Harper didn’t say anything for a moment, then, ‘Tired maybe . . . a little confused. This has been some twenty-four hours.’

‘I can imagine,’ Cathy replied, but Harper – knowing nothing about her – figured that she couldn’t have known a great deal about how he felt. She was being polite: uttering such words of empathy was basic human nature.

‘The room—’ Harper started.

‘Don’t worry about it,’ she interjected. ‘Walt is taking care of everything.’

‘It’s in your name.’

‘It doesn’t matter,’ Cathy said. ‘Walt isn’t one to go writing his name down and signing things, you know what I mean?’

‘Sure I do,’ Harper said, and wondered if he actually had any real idea what she meant.

‘So what do you want to do now?’ she asked.

‘Was thinking to go to my aunt’s and get my bag, and then maybe go back to the hospital. After that . . . after that I figured I’d go home.’

‘I can come pick you up and drive you,’ she said, and there was something in her tone that told him she was ignoring his last statement.

Harper smiled and shook his head. ‘It’s okay Miss . . . it’s okay Cathy, I can handle it.’

Cathy laughed. ‘Walt says I’m to take care of you. I’ll come get
you in half an hour. I’ll take you over to your aunt’s and then I’ll drop you at St Vincent’s, okay?’

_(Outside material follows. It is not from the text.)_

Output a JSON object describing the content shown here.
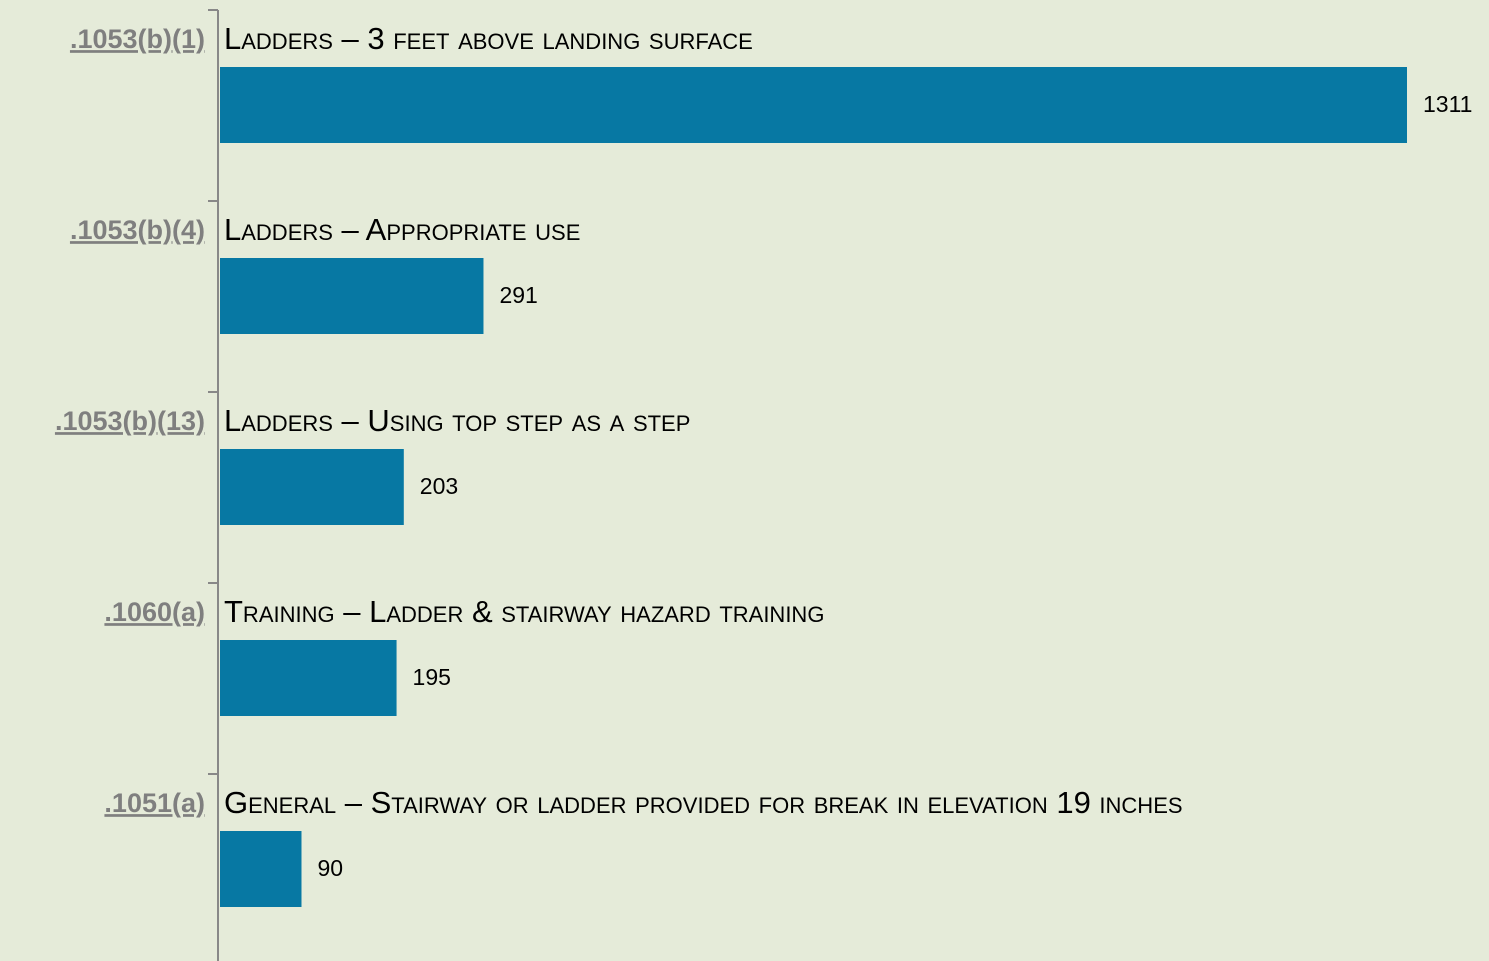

Harper shrugged. ‘Whatever,’ he said. ‘As long as it’s no hassle for you.’

‘No hassle,’ she said. ‘See you in a half hour or so.’

She hung up before Harper had a chance to respond. He stood there with the receiver in his hand, and then he set it in its cradle and sat on the edge of the bed. He wondered what the deal was between the Hollander woman and Uncle Walt, perhaps more relevantly the deal between her and his own father.

His
own
father.

Harper closed his eyes, took a few deep breaths. He couldn’t stretch his mind enough to make this thing fit inside. After a short while he stopped trying. He’d learned from times past that to push at such a thing only served to slide everything else out of whack.